Datuk Michael Yam ... ‘The property market is still lukewarm.’
Real Estate and Housing Developers’ Association (Rehda) president Datuk Michael Yam said the capping of loans to 80% for the third and subsequent purchase would probably not discourage the wealthy from speculating because they could afford the 20% deposit.
“Investors would pull back on purchases after the third unit because of the higher deposit requirement. The impact of this is probably 10%-20% of the upmarket segment. Overall, the effect of the cap is minimal as the presence of speculators is small,” he said.
Prime Minister Datuk Seri Najib Tun Razak said on Tuesday that Bank Negara might impose a limit on financing for subsequent purchases after the second property while first time buyers can borrow up to 90%.
The property market has come under speculative pressure the past 12 months with double-digit rise in prices in some locations. Despite concerns that a bubble may be forming, Yam said “the property market is still lukewarm.” The number of launches by developers has also increased compared with last year, with developers offering 10/90 schemes or variants of it.
Yam, who is also managing director of property consultancy Impetus Partnership, said investors may purchase that third property, but nothing additional due to the deposit. “Those who buy for the next generation would buy it sooner if they see a capital upside as well.” Yam said the 20/80 move would have little impact on the secondary market.
“There are usually lower margins for secondary housing,” he said. He said the move needed to be further studied and evaluated in order not to dampen the activities of serious investors.
“At the moment, the property market is still lukewarm due to lower rental yields and capital appreciation compared to neighbouring countries. Placing such a restriction may take Malaysian property off the radar of foreign investors. As it is, the Government has already re-implemented real property gains tax (RPGT) and raised interest rates. Further restrictions may not bode well for Malaysian property.”
He said loan capping and other measures introduced in Singapore had not really slowed the property transactions in Singapore. This proved that it was ultimately market forces that decided what was best, he added.
Managing director of The Metro Kajang Group, Datuk Eddy Chen, said the move would have little effect on landed units. “It is fine to have a pool of properties for rental income. I don’t think there are many people who are buying to flip (to resell when the project is completed). There is always the 5% RPGT as a deterrent,” he said.
He said the 20/80 move would not affect landed units. The company launched 260 double-storey terrace and semi-detached houses last week in Semenyih, Selangor.
Mah Sing’s group managing director cum group chief executive Tan Sri Leong Hoy Kum said the proposal should not affect market sentiment.
“Property has long been viewed as a preferred vehicle to hedge against long-term inflationary pressure,” Leong said.
“The banks have in place stringent processes as well as check and balance in their loan approval process. These should be good enough to ensure the quality of loans in the market and market forces should be allowed to prevail.”
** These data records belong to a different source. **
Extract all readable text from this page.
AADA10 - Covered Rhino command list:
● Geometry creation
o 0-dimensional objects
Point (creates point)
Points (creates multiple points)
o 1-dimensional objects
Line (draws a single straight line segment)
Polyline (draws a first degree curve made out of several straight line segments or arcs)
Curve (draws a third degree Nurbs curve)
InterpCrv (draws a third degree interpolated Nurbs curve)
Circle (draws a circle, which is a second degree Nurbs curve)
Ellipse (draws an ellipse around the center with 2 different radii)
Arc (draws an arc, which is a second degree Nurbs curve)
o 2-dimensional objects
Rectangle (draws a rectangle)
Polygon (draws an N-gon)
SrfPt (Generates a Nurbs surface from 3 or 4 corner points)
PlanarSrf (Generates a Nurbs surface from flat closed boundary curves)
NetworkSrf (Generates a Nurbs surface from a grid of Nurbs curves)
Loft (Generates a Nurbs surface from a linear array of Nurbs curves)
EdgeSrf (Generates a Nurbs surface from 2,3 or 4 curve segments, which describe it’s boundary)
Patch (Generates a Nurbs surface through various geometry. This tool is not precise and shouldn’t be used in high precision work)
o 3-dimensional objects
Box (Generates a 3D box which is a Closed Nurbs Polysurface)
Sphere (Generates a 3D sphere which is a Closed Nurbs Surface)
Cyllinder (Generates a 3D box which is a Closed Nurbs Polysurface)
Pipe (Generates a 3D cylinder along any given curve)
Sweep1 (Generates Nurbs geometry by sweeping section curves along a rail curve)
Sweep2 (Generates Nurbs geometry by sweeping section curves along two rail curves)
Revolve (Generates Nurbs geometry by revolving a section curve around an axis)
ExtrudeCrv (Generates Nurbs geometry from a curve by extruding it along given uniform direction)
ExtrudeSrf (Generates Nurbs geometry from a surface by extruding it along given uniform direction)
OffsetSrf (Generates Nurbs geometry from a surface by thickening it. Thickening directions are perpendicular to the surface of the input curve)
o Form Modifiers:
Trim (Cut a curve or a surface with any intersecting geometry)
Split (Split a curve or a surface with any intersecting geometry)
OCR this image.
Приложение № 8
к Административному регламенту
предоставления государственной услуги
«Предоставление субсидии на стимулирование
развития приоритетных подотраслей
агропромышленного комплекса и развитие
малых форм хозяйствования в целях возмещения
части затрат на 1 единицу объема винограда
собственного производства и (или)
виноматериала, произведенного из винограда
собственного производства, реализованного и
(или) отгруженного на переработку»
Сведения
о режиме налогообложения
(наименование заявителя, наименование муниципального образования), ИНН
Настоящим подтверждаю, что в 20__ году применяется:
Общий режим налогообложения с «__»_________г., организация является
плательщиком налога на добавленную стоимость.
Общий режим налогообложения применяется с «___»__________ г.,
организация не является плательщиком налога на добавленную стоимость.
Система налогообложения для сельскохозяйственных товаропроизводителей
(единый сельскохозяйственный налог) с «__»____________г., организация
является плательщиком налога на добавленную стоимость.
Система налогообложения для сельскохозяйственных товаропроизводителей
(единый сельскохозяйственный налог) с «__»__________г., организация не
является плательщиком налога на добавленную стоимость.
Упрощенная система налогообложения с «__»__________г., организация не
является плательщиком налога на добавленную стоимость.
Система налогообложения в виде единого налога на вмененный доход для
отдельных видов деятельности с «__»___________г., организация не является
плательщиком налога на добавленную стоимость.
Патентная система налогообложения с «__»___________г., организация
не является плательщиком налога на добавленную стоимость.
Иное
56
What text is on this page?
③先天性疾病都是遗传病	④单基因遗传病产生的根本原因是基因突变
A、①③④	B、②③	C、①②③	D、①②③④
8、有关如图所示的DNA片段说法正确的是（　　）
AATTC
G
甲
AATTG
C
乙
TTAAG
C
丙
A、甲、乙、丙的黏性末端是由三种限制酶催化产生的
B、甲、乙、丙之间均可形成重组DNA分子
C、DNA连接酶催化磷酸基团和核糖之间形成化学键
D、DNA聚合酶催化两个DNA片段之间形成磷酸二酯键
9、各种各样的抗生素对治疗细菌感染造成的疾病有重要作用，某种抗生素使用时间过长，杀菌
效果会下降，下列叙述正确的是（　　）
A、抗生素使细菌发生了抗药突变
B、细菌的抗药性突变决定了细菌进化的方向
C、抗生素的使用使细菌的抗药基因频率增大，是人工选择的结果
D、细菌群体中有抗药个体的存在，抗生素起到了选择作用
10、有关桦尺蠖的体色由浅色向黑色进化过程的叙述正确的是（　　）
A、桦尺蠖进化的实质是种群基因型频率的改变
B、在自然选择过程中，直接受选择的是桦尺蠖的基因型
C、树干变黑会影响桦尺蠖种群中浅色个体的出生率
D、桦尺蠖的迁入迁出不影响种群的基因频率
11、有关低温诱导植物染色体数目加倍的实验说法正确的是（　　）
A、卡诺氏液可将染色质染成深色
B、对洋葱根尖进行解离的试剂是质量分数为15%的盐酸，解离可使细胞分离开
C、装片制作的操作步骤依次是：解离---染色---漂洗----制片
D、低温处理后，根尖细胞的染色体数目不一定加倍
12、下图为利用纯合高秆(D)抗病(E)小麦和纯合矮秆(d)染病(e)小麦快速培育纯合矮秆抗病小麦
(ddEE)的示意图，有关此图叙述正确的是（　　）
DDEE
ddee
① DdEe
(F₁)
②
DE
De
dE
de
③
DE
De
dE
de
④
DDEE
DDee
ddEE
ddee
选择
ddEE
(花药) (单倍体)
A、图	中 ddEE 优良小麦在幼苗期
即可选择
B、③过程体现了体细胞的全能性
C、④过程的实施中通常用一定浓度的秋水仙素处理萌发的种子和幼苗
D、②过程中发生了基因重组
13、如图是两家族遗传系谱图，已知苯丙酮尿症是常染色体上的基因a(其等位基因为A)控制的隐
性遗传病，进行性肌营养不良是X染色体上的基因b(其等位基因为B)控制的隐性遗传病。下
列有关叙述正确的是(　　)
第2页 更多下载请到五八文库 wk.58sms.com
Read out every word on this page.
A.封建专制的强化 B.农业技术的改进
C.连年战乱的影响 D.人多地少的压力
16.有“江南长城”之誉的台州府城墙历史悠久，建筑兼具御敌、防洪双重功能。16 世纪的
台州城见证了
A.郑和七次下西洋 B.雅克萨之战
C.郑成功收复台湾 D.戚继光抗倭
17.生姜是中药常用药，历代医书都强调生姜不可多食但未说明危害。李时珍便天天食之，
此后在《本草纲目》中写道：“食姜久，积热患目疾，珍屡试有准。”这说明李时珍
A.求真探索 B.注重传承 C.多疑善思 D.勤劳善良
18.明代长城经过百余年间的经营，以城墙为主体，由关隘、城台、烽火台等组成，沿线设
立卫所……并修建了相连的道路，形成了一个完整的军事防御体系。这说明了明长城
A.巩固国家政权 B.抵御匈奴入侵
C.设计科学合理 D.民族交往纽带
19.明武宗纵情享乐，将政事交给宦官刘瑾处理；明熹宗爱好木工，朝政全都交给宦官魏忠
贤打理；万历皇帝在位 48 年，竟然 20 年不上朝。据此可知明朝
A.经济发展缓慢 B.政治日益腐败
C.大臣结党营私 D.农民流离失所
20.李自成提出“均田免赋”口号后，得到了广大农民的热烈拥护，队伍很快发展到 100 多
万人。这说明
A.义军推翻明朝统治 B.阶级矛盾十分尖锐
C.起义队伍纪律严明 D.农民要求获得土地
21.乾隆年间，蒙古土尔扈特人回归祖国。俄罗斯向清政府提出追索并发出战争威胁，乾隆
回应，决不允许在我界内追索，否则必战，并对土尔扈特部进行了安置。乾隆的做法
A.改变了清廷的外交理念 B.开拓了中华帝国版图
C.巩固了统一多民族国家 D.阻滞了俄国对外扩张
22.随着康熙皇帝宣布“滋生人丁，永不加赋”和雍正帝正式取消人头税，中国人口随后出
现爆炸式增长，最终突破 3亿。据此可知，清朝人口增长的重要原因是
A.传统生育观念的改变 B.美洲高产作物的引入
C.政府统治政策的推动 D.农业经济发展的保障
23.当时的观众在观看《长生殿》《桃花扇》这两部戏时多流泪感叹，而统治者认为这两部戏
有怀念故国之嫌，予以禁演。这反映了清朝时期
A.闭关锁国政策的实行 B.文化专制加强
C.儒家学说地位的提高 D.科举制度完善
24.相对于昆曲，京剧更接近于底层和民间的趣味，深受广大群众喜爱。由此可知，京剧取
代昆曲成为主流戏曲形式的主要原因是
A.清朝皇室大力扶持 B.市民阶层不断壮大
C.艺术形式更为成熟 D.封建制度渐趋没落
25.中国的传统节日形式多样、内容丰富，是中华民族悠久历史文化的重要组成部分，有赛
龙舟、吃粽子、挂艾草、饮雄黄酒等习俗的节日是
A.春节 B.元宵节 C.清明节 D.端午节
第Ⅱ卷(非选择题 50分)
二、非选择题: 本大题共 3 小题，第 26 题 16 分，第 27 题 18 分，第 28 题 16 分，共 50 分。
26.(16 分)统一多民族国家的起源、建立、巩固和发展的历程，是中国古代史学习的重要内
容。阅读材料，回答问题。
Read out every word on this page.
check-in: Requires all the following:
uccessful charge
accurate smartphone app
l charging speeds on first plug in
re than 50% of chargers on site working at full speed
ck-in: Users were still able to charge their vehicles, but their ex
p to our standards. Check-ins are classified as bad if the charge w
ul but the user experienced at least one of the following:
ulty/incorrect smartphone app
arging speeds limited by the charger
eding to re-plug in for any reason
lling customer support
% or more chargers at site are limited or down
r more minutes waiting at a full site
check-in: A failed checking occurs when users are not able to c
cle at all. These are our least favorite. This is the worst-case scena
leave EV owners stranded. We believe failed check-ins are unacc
A source from a housing developer has a different view.He said that nine out of 10 buyers opt for the 10/90 scheme whether they were buying to stay or investing.
“If there is a 20% downpayment requirement for non-first time buyers, at least 30% of sales will be affected,” he said.
Should this move be implemented, he said Malaysia would be joining the ranks of Hong Kong and Singapore to curb property speculation.
Hong Kong requires buyers to have a downpayment of between 50% to 60%.
Singapore requires 70% to 80%.
Property consultancy Rahim & Co said government intervention was only warranted if there was overwhelming evidence of excessive speculative activity.
“Otherwise these actions may backfire and hinder recovery in one of the most important economic components. Interest rates have already been increased – it may be too early to slap more deterrents to investment at this fragile stage of the economy’s recovery,” a Rahim & Co statement said.
“It should be best left to the banks to decide on their own desired level of exposure, although it might be prudent for Bank Negara to direct the banks to cut back on their margin of lending to parties that are clearly speculators, no matter how good their credit.”
The statement said 10/90 was a happy medium.
Research house HwangDBS said the 20/80 move was “less onerous than expected as there was initial concern that the loan-to-value ratio at 80% cap may be imposed across the board.”
“Impact to the property sector should be insignificant as we believe there are not many buyers with more than two houses. Banks have been generally stringent on mortgage applicants with multiple properties and high monthly commitment, the report said.
“We are positive on the Malaysian property sector and expect demand to continue to be supported by positive macro factors like young population, urbanisation, shrinking household size, rising income, inflation hedging and infrastructure improvements,” HwangDBS said.